I was so caught up in the momentum that I never built a system to capture and unpack passing thoughts. Most of these end up in project documentation or official communications, formal by nature and context-bound. The more important personal takeaways go undocumented, and they fade over time.

What about me? I feel like three distinct gnomes masquerading in a human-sized trench coat these days.

  • The design gnome is the user’s advocate, fighting for desirability at every turn.”Do people actually want or need this?”
  • The business gnome is the pragmatist, interrogating every feature for its viability and business worth.”Does this align with our business objectives?”
  • The techie gnome is the architect geek, guarding feasibility and systemic resilience.”Can we actually build and maintain this reliably?”

Together they don't always agree, which is probably the point.
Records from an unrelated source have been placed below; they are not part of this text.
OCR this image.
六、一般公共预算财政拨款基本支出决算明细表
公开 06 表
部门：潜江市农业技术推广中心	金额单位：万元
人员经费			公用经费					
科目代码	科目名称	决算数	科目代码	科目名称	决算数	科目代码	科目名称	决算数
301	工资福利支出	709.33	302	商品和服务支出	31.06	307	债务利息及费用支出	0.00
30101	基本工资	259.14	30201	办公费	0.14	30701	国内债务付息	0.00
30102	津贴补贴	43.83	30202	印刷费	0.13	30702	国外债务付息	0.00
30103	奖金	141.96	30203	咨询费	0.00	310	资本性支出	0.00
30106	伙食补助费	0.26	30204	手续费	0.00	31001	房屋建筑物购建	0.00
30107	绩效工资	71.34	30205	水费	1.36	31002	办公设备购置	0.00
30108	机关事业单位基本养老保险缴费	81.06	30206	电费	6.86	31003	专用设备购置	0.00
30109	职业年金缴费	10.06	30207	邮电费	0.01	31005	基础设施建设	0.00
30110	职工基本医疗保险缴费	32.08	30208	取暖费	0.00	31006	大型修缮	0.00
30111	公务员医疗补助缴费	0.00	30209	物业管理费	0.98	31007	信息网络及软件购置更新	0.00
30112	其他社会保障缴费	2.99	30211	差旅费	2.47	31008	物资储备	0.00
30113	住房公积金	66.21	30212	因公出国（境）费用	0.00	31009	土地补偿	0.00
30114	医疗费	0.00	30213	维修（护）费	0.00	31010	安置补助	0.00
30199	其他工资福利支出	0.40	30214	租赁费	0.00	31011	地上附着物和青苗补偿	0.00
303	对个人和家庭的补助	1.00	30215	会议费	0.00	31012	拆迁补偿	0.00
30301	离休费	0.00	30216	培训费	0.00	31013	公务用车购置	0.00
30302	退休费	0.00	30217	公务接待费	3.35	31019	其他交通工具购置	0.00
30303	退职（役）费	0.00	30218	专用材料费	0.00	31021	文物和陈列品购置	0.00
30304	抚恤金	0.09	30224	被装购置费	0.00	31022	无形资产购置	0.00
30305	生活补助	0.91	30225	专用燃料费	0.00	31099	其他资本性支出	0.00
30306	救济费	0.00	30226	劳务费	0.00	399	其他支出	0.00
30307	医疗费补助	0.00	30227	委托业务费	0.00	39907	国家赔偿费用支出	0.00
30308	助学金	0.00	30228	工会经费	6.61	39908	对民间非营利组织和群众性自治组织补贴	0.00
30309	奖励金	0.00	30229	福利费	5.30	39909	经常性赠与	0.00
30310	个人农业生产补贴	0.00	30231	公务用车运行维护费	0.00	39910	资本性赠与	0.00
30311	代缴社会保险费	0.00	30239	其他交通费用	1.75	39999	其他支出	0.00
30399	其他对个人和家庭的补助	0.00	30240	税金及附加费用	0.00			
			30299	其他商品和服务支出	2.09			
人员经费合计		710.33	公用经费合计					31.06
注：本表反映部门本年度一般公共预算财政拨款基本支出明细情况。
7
Designer gnome is the big guy here but he gets ganged up by business and techie gnome sometimes, but these self-checks is where the better solutions tend to come from. While it sounds like a dream team, I run the risk of overthinking and missing the forest for the trees, so I needed a cathartic outlet to offload these thoughts.

My work sometimes requires navigating and occasionally colliding with enterprise icebergs. The deep, slow-moving mass of organisational inertia and technical debt that pulls well-meaning teams under. These are experiences worth dissecting.

That place started taking shape one day after listening to a John Maeda SXSW presentation. His balance of practical analysis peppered with academic thought was exactly what I was looking for.

In 2025, I decided to carve out a small corner of the internet to internalise and distill these thoughts.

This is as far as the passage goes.